A man with recurring, painful abscesses suffered unacceptable delays and poor communication while trying to get treated at Southland Hospital.
An investigation by the Health and Disability Commission found Te Whatu Ora Southern failed to provide appropriate care and communication.
The man, who was in his 20s at the time, sought treatment between November 2019 and March 2021 for repeated anal abscesses, but suffered multiple referral delays and communication failures.
His abscesses burst on at least two occasions, including once while he was waiting in the ward for treatment.
The man told the commission he rang for assistance and a nurse said they did not want to clean the fluid until the surgeon could review him.
"I was left sitting in the abscess drainage for eight hours. This was an extremely uncomfortable and humiliating experience and to make matters worse, there were three other patients in [the] room who could hear, see and knew the state that I was in," the man said.
He attended a surgical follow up appointment on 18 September 2020, where it was determined he should be reviewed by the colorectal team.
While a referral letter was written and a clinic letter was dictated on the same day, it wasn't typed or approved for sending until four weeks after the appointment.
On other occasions, the man was referred to the wrong unit, his referral was not received by the referral centre, or it was closed prematurely, with the patient resorting to personally following up with a colorectal nurse after hearing nothing about his appointment ,despite his GP advocating on his behalf.

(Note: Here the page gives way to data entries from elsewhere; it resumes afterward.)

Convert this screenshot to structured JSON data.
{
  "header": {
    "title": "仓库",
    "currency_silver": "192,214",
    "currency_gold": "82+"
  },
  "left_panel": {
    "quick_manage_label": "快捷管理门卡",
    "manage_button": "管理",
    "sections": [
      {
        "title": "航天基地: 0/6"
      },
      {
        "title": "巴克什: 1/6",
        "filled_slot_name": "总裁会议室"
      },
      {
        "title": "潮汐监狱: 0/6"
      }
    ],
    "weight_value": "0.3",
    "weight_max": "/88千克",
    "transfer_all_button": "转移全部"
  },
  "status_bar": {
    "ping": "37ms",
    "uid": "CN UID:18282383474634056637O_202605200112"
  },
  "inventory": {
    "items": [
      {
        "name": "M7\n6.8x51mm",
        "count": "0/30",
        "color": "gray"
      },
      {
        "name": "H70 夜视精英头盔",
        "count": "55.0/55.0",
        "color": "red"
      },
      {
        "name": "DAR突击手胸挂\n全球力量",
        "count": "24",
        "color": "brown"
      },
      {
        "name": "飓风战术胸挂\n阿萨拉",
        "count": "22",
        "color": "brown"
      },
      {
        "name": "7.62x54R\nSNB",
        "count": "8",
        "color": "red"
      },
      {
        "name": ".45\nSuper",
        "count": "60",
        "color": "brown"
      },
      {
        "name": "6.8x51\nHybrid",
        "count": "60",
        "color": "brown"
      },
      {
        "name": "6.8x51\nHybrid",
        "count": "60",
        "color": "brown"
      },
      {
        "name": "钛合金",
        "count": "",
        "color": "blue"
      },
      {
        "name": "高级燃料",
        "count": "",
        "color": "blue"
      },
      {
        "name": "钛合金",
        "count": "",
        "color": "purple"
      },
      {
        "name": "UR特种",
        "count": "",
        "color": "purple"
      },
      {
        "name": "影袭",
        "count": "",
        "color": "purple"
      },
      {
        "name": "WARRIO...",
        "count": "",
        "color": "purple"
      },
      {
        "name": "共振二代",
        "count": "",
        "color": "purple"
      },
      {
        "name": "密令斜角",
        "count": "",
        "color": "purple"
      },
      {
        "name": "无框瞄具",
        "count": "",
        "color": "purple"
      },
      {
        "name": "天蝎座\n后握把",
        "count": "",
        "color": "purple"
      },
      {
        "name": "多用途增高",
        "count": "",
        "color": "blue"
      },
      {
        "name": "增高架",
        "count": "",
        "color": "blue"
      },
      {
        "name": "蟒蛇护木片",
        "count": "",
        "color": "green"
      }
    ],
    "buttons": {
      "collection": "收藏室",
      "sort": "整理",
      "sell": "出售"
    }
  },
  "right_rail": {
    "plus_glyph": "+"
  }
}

In the end, he received a referral from Te Whatu Ora Southern and underwent surgery privately.
Deputy commissioner Deborah James was critical of the way Te Whatu Ora managed communication about the man's condition and the lack of courtesy and respect shown to him.
James said he had a painful condition that affected his quality of life and employment, including running out of sick leave and the subsequent financial implications.

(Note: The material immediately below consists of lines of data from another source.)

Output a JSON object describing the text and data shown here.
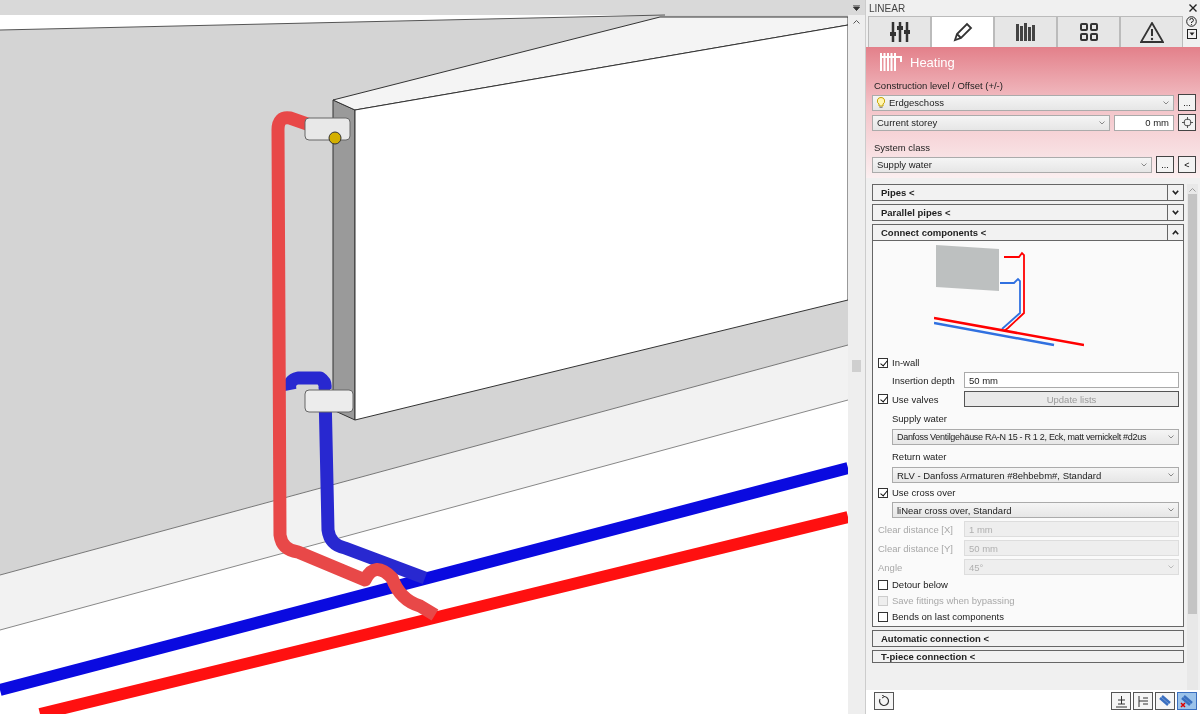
{
  "panel": {
    "title": "LINEAR",
    "tabs": [
      {
        "selected": false
      },
      {
        "selected": true
      },
      {
        "selected": false
      },
      {
        "selected": false
      },
      {
        "selected": false
      }
    ],
    "header": {
      "title": "Heating",
      "construction_label": "Construction level / Offset (+/-)",
      "level_select": "Erdgeschoss",
      "level_button": "...",
      "reference_select": "Current storey",
      "offset": "0 mm",
      "system_class_label": "System class",
      "system_class_select": "Supply water",
      "system_buttons": [
        "...",
        "<"
      ]
    },
    "sections": [
      {
        "title": "Pipes <",
        "expanded": false
      },
      {
        "title": "Parallel pipes <",
        "expanded": false
      },
      {
        "title": "Connect components <",
        "expanded": true
      }
    ],
    "connect": {
      "in_wall": {
        "label": "In-wall",
        "checked": true
      },
      "insertion_depth": {
        "label": "Insertion depth",
        "value": "50 mm"
      },
      "use_valves": {
        "label": "Use valves",
        "checked": true
      },
      "update_button": {
        "label": "Update lists",
        "disabled": true
      },
      "supply_label": "Supply water",
      "supply_select": "Danfoss Ventilgehäuse RA-N 15 - R 1 2, Eck, matt vernickelt #d2us",
      "return_label": "Return water",
      "return_select": "RLV - Danfoss Armaturen #8ehbebm#, Standard",
      "use_cross_over": {
        "label": "Use cross over",
        "checked": true
      },
      "cross_over_select": "liNear cross over, Standard",
      "disabled_fields": [
        {
          "label": "Clear distance [X]",
          "value": "1 mm",
          "kind": "input",
          "disabled": true
        },
        {
          "label": "Clear distance [Y]",
          "value": "50 mm",
          "kind": "input",
          "disabled": true
        },
        {
          "label": "Angle",
          "value": "45°",
          "kind": "select",
          "disabled": true
        }
      ],
      "options": [
        {
          "label": "Detour below",
          "checked": false,
          "disabled": false
        },
        {
          "label": "Save fittings when bypassing",
          "checked": false,
          "disabled": true
        },
        {
          "label": "Bends on last components",
          "checked": false,
          "disabled": false
        }
      ]
    },
    "collapsed_sections": [
      {
        "title": "Automatic connection <"
      },
      {
        "title": "T-piece connection <"
      }
    ],
    "toolbar_buttons": [
      {
        "selected": false
      },
      {
        "selected": false
      },
      {
        "selected": false
      },
      {
        "selected": true
      }
    ]
  }
}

"Overall, Mr A experienced multiple unacceptable delays in the management of his referrals and confusion about the appropriate service to provide his care. This resulted in Mr A not receiving timely consultations and treatment, despite having been prioritised as urgent," she said.
Te Whatu Ora's target timeframes are two weeks for urgent referrals, six weeks for semi-urgent and 12 weeks for routine.

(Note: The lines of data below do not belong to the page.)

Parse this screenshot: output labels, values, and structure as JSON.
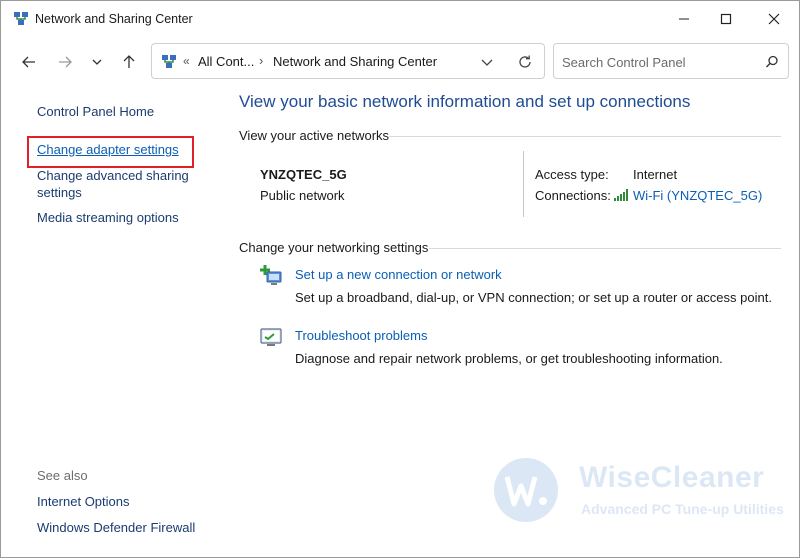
{
  "window": {
    "title": "Network and Sharing Center"
  },
  "address_bar": {
    "crumbs": [
      "«",
      "All Cont...",
      "›",
      "Network and Sharing Center"
    ]
  },
  "search": {
    "placeholder": "Search Control Panel"
  },
  "left_pane": {
    "home": "Control Panel Home",
    "links": [
      "Change adapter settings",
      "Change advanced sharing settings",
      "Media streaming options"
    ],
    "see_also_title": "See also",
    "see_also": [
      "Internet Options",
      "Windows Defender Firewall"
    ]
  },
  "main": {
    "heading": "View your basic network information and set up connections",
    "active_networks_title": "View your active networks",
    "network": {
      "name": "YNZQTEC_5G",
      "type": "Public network",
      "access_type_label": "Access type:",
      "access_type_value": "Internet",
      "connections_label": "Connections:",
      "connections_value": "Wi-Fi (YNZQTEC_5G)"
    },
    "change_settings_title": "Change your networking settings",
    "tasks": [
      {
        "link": "Set up a new connection or network",
        "description": "Set up a broadband, dial-up, or VPN connection; or set up a router or access point.",
        "icon": "new-connection-icon"
      },
      {
        "link": "Troubleshoot problems",
        "description": "Diagnose and repair network problems, or get troubleshooting information.",
        "icon": "troubleshoot-icon"
      }
    ]
  },
  "watermark": {
    "brand": "WiseCleaner",
    "tagline": "Advanced PC Tune-up Utilities"
  },
  "colors": {
    "link": "#0a5fb4",
    "heading": "#1e4c94",
    "highlight": "#e0202a"
  }
}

"I am critical that there was not a process to record queries and ensure that an appropriate person responded [to] and supported Mr A. This was poor care that contributed to Mr A's ongoing discomfort. I am [also] critical of the lack of courtesy shown to enable timely information and access to treatment."
James recommended Te Whatu Ora formally apologise to the man and improve its referrals and patient management.
Te Whatu Ora had reviewed its colorectal services and made changes to reduce paper referrals, develop a quick guide for consistent triaging, and improve patient management and bookings, she said.
"Te Whatu Ora stated that the issues raised by the delay in sending Mr A's dictated referral letter have now been resolved and systems have been put in place to ensure that this does not happen again. Te Whatu Ora said that each clinic letter and referral is now typed in a timely manner."